Este país está repleto de gente así. Gente que se casa a ciegas, a la desesperada, sin plantearse las consecuencias de lo que hace. Vaya por delante que no soy contrario al matrimonio ni tampoco al divorcio (allá cada cual). Pero sí soy contrario, o al menos me molesta, que haya tantas parejas por ahí que se casen, tengan un hijo y, dos años después, o incluso menos, decidan dejarlo. Gente que se casa a ciegas. Personas que se casan porque sí. Por contentar a la madre de ella. Porque ya va siendo hora y se pasa el arroz. Porque quieren tener un hijo y necesitan el apellido de un padre. Porque mola cantidad eso de ser el centro de atención y recibir regalos y hacer la despedida de soltero y pasarlo en grande durante el convite. Porque en ese momento no había nadie más a mano para subir al altar. Porque, bueno, si la cosa no funciona siempre está el divorcio, que ahora se resuelve de modo muy rápido. Porque, mire usted, lo que quieren es protagonizar una boda. Los viejos valores. Convivencia, matrimonio, estabilidad, familia. Hogar. Sí, eso está muy bien. Pero luego, unos años después, o incluso unos meses después, y a veces unas horas después del enlace (echen un vistazo a las bodas de los famosos de Estados Unidos, que a menudo duran menos de un mes), se despiertan una mañana y advierten con sorpresa y dolor que eso no es lo suyo. Que ese tío, o esa tía, que duerme al lado es un completo desconocido. Que se convive mal con él. Que esto no es tan guay como vivir con papá y mamá. Que no aman a ese hombre o a esa mujer. Se dan cuenta de que se han precipitado. No debieron casarse. Quieren una ruptura. Y el hijo, el chaval que han empezado a criar, se queda a dos velas. Repartiéndose, en el futuro, entre la casa de su padre y la de su madre.

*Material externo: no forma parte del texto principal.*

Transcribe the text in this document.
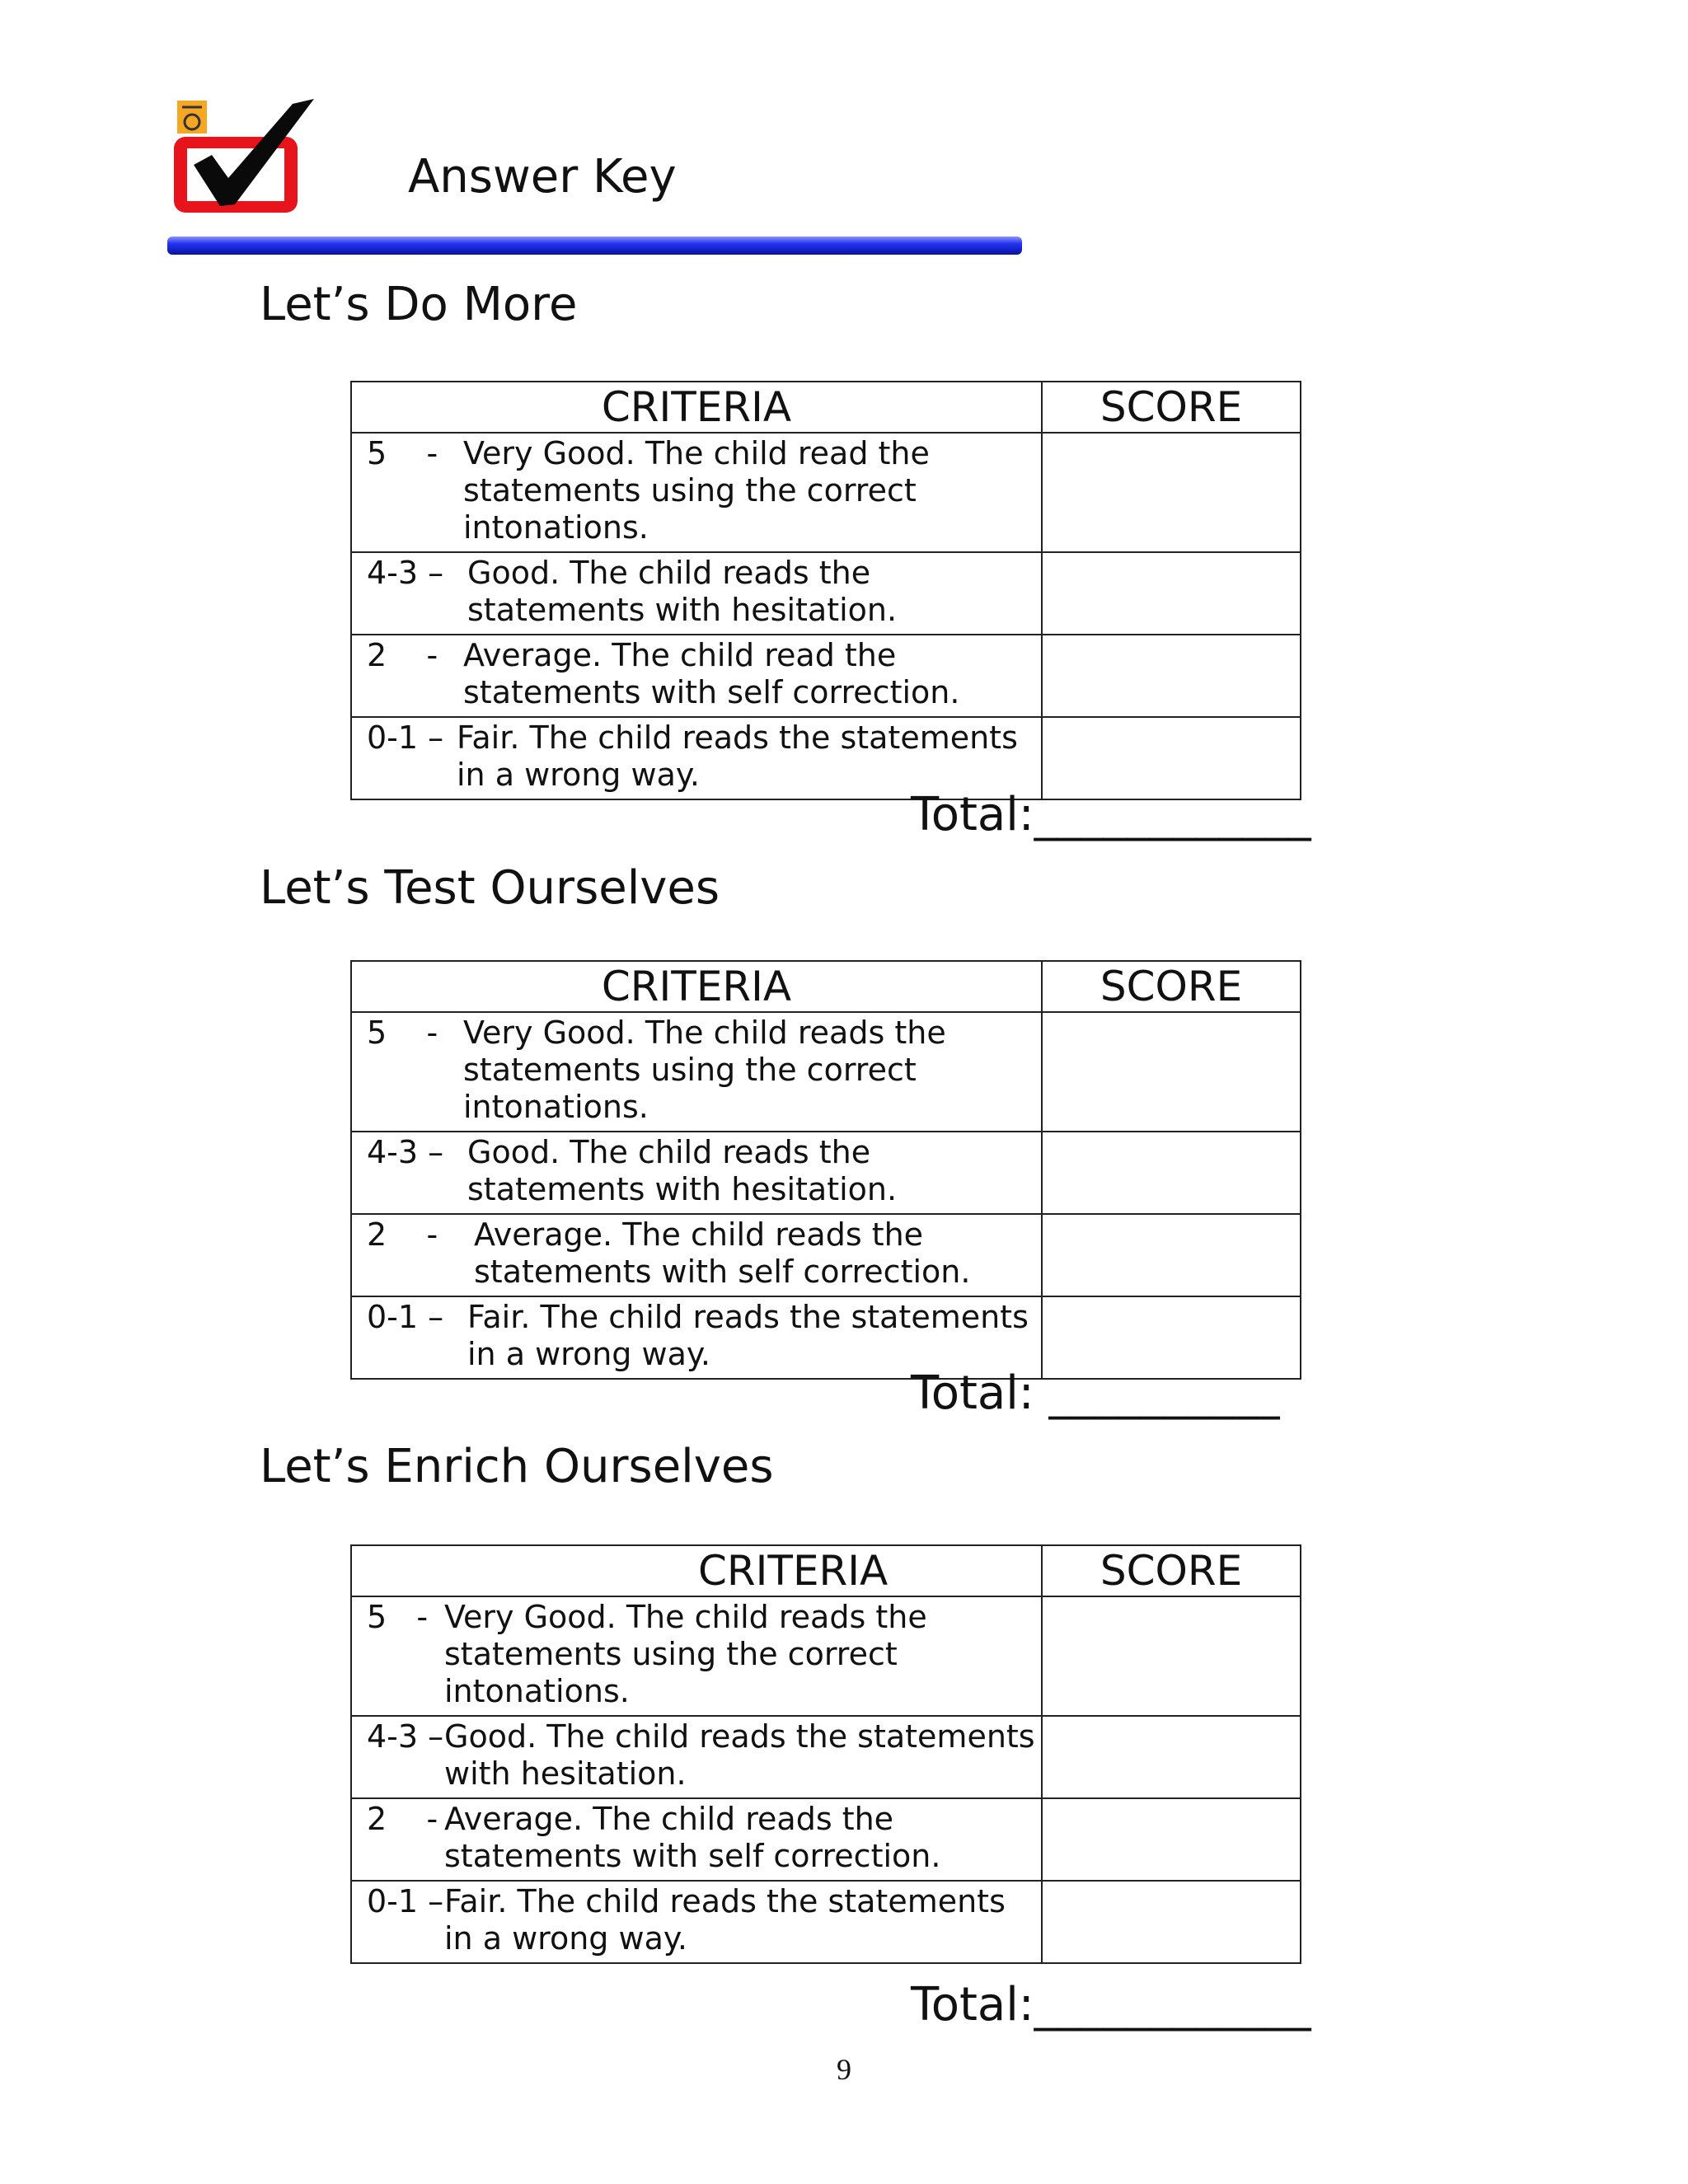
Answer Key
Let’s Do More
CRITERIA	SCORE

5    - Very Good. The child read the
statements using the correct
intonations.	

4-3 – Good. The child reads the
statements with hesitation.	

2    - Average. The child read the
statements with self correction.	

0-1 – Fair. The child reads the statements
in a wrong way.	

Total:____________
Let’s Test Ourselves
CRITERIA	SCORE

5    - Very Good. The child reads the
statements using the correct
intonations.	

4-3 – Good. The child reads the
statements with hesitation.	

2    - Average. The child reads the
statements with self correction.	

0-1 – Fair. The child reads the statements
in a wrong way.	

Total: __________
Let’s Enrich Ourselves
CRITERIA	SCORE

5   - Very Good. The child reads the
statements using the correct
intonations.	

4-3 – Good. The child reads the statements
with hesitation.	

2    - Average. The child reads the
statements with self correction.	

0-1 – Fair. The child reads the statements
in a wrong way.	

Total:____________
9
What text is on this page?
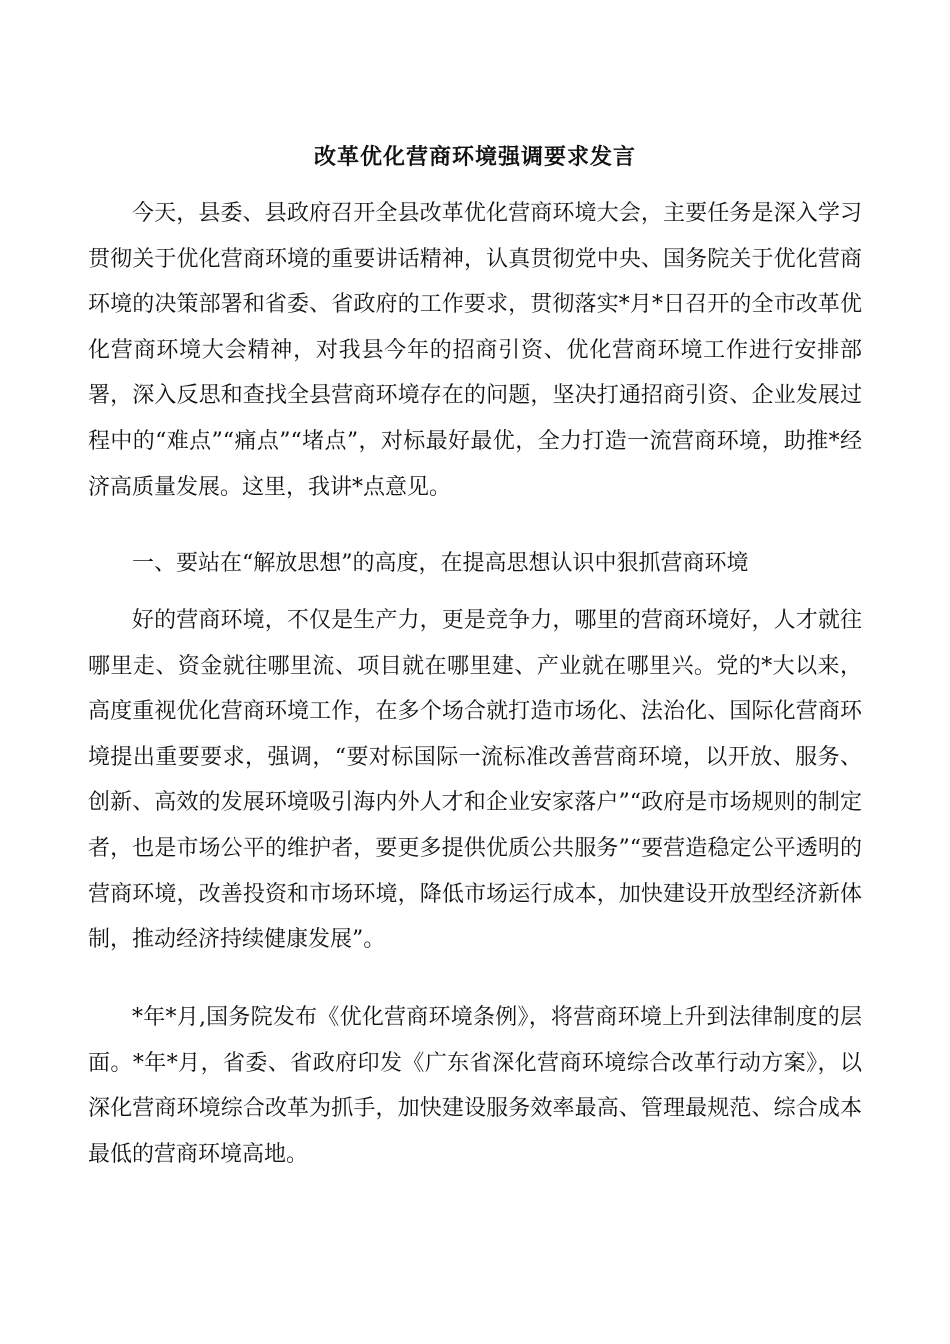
改革优化营商环境强调要求发言
今天，县委、县政府召开全县改革优化营商环境大会，主要任务是深入学习贯彻关于优化营商环境的重要讲话精神，认真贯彻党中央、国务院关于优化营商环境的决策部署和省委、省政府的工作要求，贯彻落实*月*日召开的全市改革优化营商环境大会精神，对我县今年的招商引资、优化营商环境工作进行安排部署，深入反思和查找全县营商环境存在的问题，坚决打通招商引资、企业发展过程中的“难点”“痛点”“堵点”，对标最好最优，全力打造一流营商环境，助推*经济高质量发展。这里，我讲*点意见。
一、要站在“解放思想”的高度，在提高思想认识中狠抓营商环境
好的营商环境，不仅是生产力，更是竞争力，哪里的营商环境好，人才就往哪里走、资金就往哪里流、项目就在哪里建、产业就在哪里兴。党的*大以来，高度重视优化营商环境工作，在多个场合就打造市场化、法治化、国际化营商环境提出重要要求，强调，“要对标国际一流标准改善营商环境，以开放、服务、创新、高效的发展环境吸引海内外人才和企业安家落户”“政府是市场规则的制定者，也是市场公平的维护者，要更多提供优质公共服务”“要营造稳定公平透明的营商环境，改善投资和市场环境，降低市场运行成本，加快建设开放型经济新体制，推动经济持续健康发展”。
*年*月,国务院发布《优化营商环境条例》，将营商环境上升到法律制度的层面。*年*月，省委、省政府印发《广东省深化营商环境综合改革行动方案》，以深化营商环境综合改革为抓手，加快建设服务效率最高、管理最规范、综合成本最低的营商环境高地。
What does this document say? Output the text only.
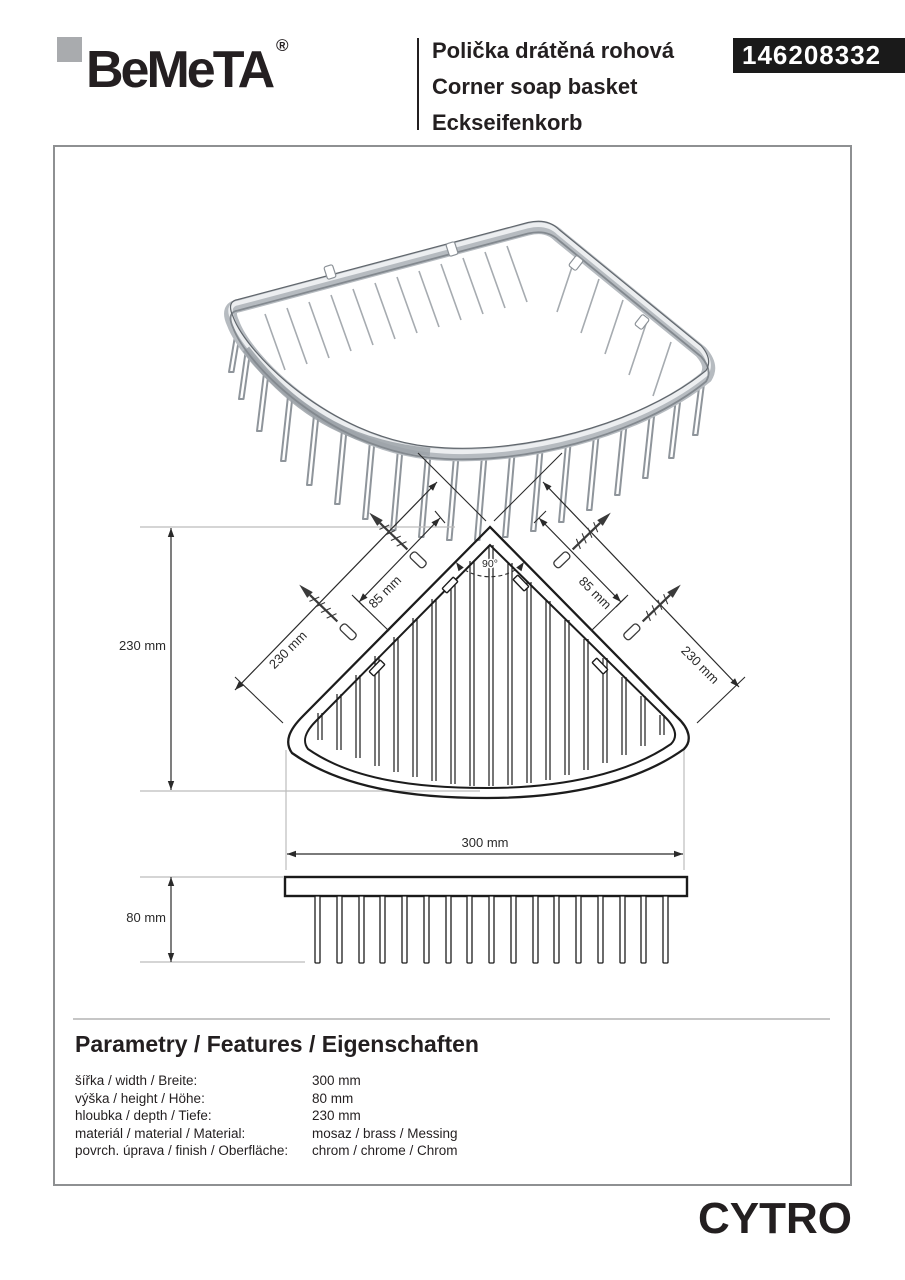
BeMeTA ®	Polička drátěná rohová
Corner soap basket
Eckseifenkorb
146208332
90°
230 mm	230 mm	230 mm
85 mm	85 mm
300 mm
80 mm
Parametry / Features / Eigenschaften
šířka / width / Breite:	300 mm
výška / height / Höhe:	80 mm
hloubka / depth / Tiefe:	230 mm
materiál / material / Material:	mosaz / brass / Messing
povrch. úprava / finish / Oberfläche:	chrom / chrome / Chrom
CYTRO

A mí me parece que hay muchas parejas de este pelo. Toman la decisión a la ligera. No afrontan el futuro, sólo piensan en el presente. Hay que casarse. Luego ya veremos si el matrimonio es estable. Si mola. No apareció el príncipe azul (o la princesa) con el que habían soñado desde la infancia y, como digo, se apuntan al convite con el tipo que hay más a mano. Y luego están quienes se casan sin haber convivido antes con el otro. Sí, ya sabemos que lo clásico era perder la virginidad y dormir con el hombre sólo a partir de la noche de bodas, pero no estamos en otro siglo. Los tiempos cambian. Las costumbres, también. Hay personas que se casan sin haber vivido antes con su pareja y, luego, tras la boda, algunas de ellas descubren que es imposible convivir con el extraño que duerme a su lado. Y se arrepienten.